— Это мы — кулаки?! — взорвался и отец. — Где она, наша земля? Кочки да торфяники! Забирайте ее к чертовой матери!
— Вы содержали наемных работников! — бросил еще одно обвинение краснощекий лейтенант.
— Да, когда у нас был маленький ребенок, мы нанимали работницу. Но только тогда. А так мы всегда сами управлялись, — яростно спорил отец.
— Ага, значит, все-таки использовали наемный труд?! — обрадованно воскликнул офицер.
— Да председатель сельсовета и сейчас держит наемную работницу, — вмешалась в спор мать.
— Какую еще наемную?! У него домработница. По договору.
Мажримене криво усмехнулась и махнула рукой:
— Я ребятишек растила! Мне за это советская власть орден дала! А вы меня — в Сибирь!
— Хватит препираться! Знать ничего не хочу: таков приказ! Живо собирайтесь! — сердито прервал женщину лейтенант и, сев к столу, стал заполнять какие-то бумаги.
Во время этого бесплодного разговора Пятрас Жичкус молча стоял неподалеку от Довиле, у стены. Он все еще не мог прийти в себя от неожиданности. В Кликунайской волости людей по фамилии Мажримас пруд пруди, откуда же было молодому милиционеру знать, что придется отправлять в ссылку родителей Довиле, саму девушку. С утра они получили приказ, содержание которого было известно только лейтенанту. Услышав от Мажримене про орден, Пятрас насторожился: кажется, таких велено не брать. Может, удастся все повернуть иначе?
— Эй, Мажримене! — обратился он к матери многочисленного семейства. — Что у тебя за орден-то? Покажи!
— Пожалуйста! Могу показать! — обрадованно воскликнула женщина.
— Какая власть его тебе дала? Может, зеленые, что по лесам шастают? — подняв голову, спросил сидящий у стола лейтенант.
— Та же, что и тебе! — не полезла за словом в карман Мажримене.
Она вытащила из старинного комода пеструю деревянную шкатулку и принялась перебирать ее содержимое. И нашла-таки среди стеклянных бус, четок, ржавых ключей и полуистлевших старых купюр орден «Материнская слава», а в придачу к нему и книжечку в красном картонном переплете.
Люди в военных шинелях принялись внимательно разглядывать награду. Вертели ее в руках, листали книжечку и о чем-то тихо спорили.

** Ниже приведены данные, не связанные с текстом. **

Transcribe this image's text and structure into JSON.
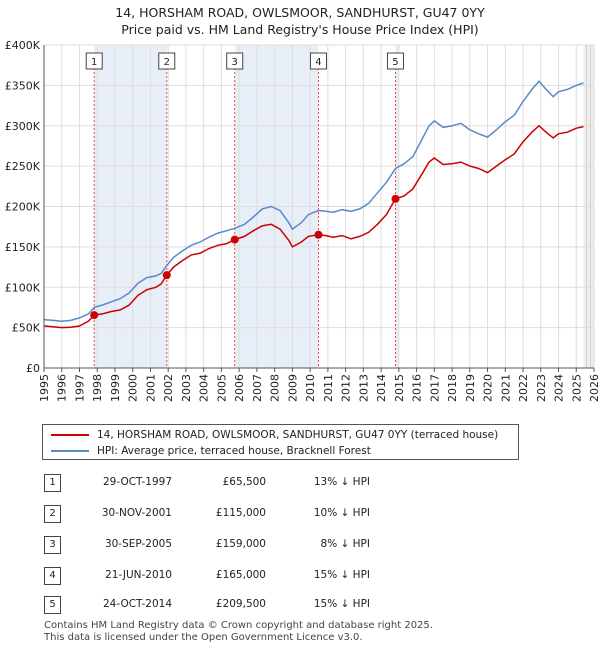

— …приказ… знать ничего не знаю… не мое дело… — эти слова принадлежали лейтенанту.
— …надо хорошенько разобраться… я настаиваю… Пусть начальство само скажет… — возражал Пятрас Жичкус.
Все напряженно прислушивались к их спору, ловя каждое слово. У обреченных мелькнула робкая надежда: а вдруг все обойдется?
Наконец лейтенант, повернувшись к хозяину, сердито приказал:
— Запрягай коня, Мажримас! В Кликунай съезжу!
Отец мигом засуетился, нахлобучил на голову картуз. Обретя уверенность и осознание собственной значимости, он стал растолковывать исполнителям закона:
— Самая высшая власть наградила… Это вам не шуточки! А вы вон что задумали…
— Да ведь не тебя наградили! — в сердцах перебил его лейтенант. — Поменьше болтай, лучше торопись!
Мажримас выскользнул за дверь.
Спустя немного времени из старинной крестьянской усадьбы выехал всадник и направил по раскисшей дороге коня в сторону города.
Оставшиеся в доме и во дворе люди — как охранники, так и члены семьи Мажримасов — не знали, что им делать. Солдаты шатались без дела вокруг дома, курили на лавочке под кленом, добродушно заигрывали с высыпавшими во двор ребятишками. Едва забрезжила надежда, что живущим тут людям не придется покидать родные места, как лица парней в солдатских шинелях потеплели — судя по всему, для них не было удовольствием исполнять столь суровый долг. А хозяева в это время раздумывали о другом: что ж, порадуемся тому, что все, бог даст, обойдется, но надо быть готовыми к самому худшему. Их терзали сомнения: повлияет ли на решение начальства орден, полученный всего лишь за ораву детишек? Вот почему глава дома, мать, Довиле и старшие ребята увязывали одежду и постель в огромные узлы и вытаскивали их на середину комнаты.